The bad news: researchers from Spain have found that psoriasis results in loss of bone tissue. The good news: psoriasis and the related bone loss may be treated with drugs already on the market. The study was led by the Genes, Development and Disease Group, headed by Erwin Wagner, Ph.D. at the Spanish National Cancer Research Centre (CNIO).
“We have detected that psoriasis causes the widespread and progressive loss of bone tissue, ” explained Özge Uluçkan, Ph.D., first author of the study, in the March 16, 2016 news release. “There is no active destruction of the bone; on the contrary, during the bone regeneration cycle, bone is not formed at the necessary speed to replace what is being lost and, therefore, patients’ bone mass reduces over time.”

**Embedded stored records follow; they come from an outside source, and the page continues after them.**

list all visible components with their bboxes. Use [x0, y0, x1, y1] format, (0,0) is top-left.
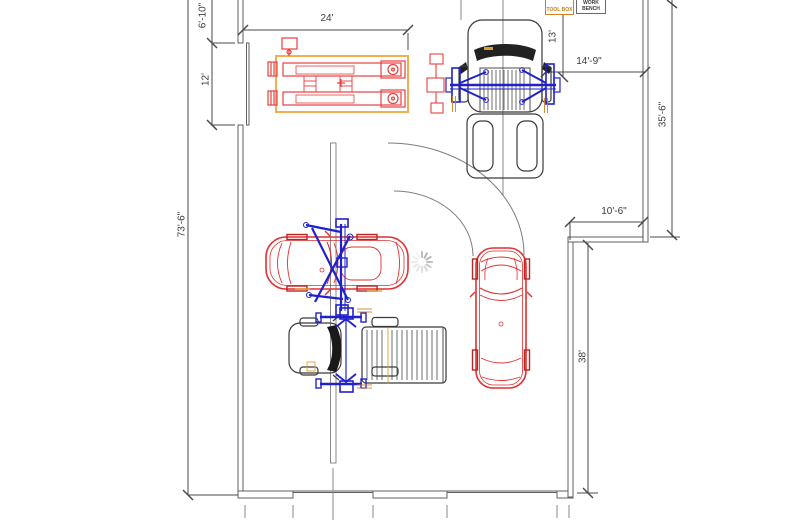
wheel: [300, 318, 318, 326]
mirror-left: [470, 292, 475, 297]
pickup-truck-top: [458, 20, 552, 178]
pickup-truck-bottom: [289, 316, 446, 384]
rolling-jack: [427, 54, 444, 113]
mirror-left: [325, 231, 330, 236]
cad-floorplan-viewer[interactable]: 24' 6'-10" 12' 73'-6" 13' 14'-9" 35'-6" …: [0, 0, 795, 520]
dim-label-24ft: 24': [312, 13, 342, 24]
truck-bed: [362, 327, 446, 383]
dim-label-6-10: 6'-10": [198, 0, 209, 38]
mirror-right: [527, 292, 532, 297]
lift-capacity-label: [357, 309, 372, 388]
wheel: [372, 318, 398, 327]
wheel: [517, 121, 537, 171]
dim-label-10-6: 10'-6": [592, 206, 636, 217]
drive-path-arcs: [388, 143, 524, 256]
truck-bed: [467, 114, 543, 178]
walls: [238, 0, 648, 498]
interior-wall: [331, 143, 337, 463]
wheel: [473, 121, 493, 171]
mirror-right: [325, 290, 330, 295]
lift-control-box: [282, 38, 297, 49]
dim-label-12ft: 12': [201, 65, 212, 95]
garage-door-bottom-2: [447, 491, 557, 493]
garage-door-left: [247, 43, 250, 125]
wheel: [372, 367, 398, 376]
dim-label-73-6: 73'-6": [177, 203, 188, 247]
sedan-red: [470, 248, 532, 388]
floor-plan-canvas: [0, 0, 795, 520]
dim-label-35-6: 35'-6": [658, 93, 669, 137]
loading-spinner-icon: [412, 252, 432, 272]
toolbox-label: TOOL BOX: [545, 0, 574, 15]
dim-label-38ft: 38': [578, 344, 589, 370]
four-post-lift: [268, 38, 408, 112]
workbench-label: WORK BENCH: [576, 0, 606, 14]
dim-label-14-9: 14'-9": [567, 56, 611, 67]
two-post-lift-bottom: [316, 308, 372, 392]
dim-label-13ft: 13': [548, 24, 559, 50]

As indicated in the news release, “The process takes place by means of a mechanism—unveiled in this study—that inhibits the activity of the osteoblasts, the cells that produce the bone matrix so that bones can grow during childhood and youth, and remain in good condition in adulthood.”
“In a previous study (Meixner et al., Nat Cell Biol, 2008), Erwin Wagner’s team generated a mouse model, from which they had removed the JunB gene in keratinocytes—cells that form the epidermis—mimicking what happens during cutaneous inflammatory disorders in humans. Now, they have observed that this mouse mutant suffers from bone loss. The researchers found that the immune cells in the skin of this animal model generated large amounts of the cytokine IL-17—a protein of the immune system that activates cellular inflammation in response to damage. IL-17 travels through the bloodstream to the bones. Once there, the protein acts on the osteoblasts and inhibits Wnt activity, which is a cellular signaling pathway that is involved in the formation of the skeleton and in certain disorders, such as osteoporosis, arthritis and myeloma. Treating these mice with IL-17 blockers allows the Wnt pathway to regain its normal activity and leads to bone formation. A second mouse model, induced by overexpression of IL-17 in skin, also shows bone loss, and suggests that the deregulation of the protein is sufficient to cause this effect.”
Dr. Uluçkan told OTW, “As bone is a tissue that is regulated by external cues, we examined bone health in patients with chronic skin inflammation without arthritic involvement. We used psoriasis patient samples and two mouse models of skin inflammation to study the effects of chronic skin inflammation on bone.”
“We found that psoriasis patients with no arthritic involvement presented with generalized bone loss that correlated with high serum IL-17A levels. It was interesting to see that the mechanism of bone loss was not through bone degradation by osteoclast activation. We demonstrated a decrease in osteoblast function with decreased bone formation markers in psoriasis patients as well as in two mouse models of skin inflammation.”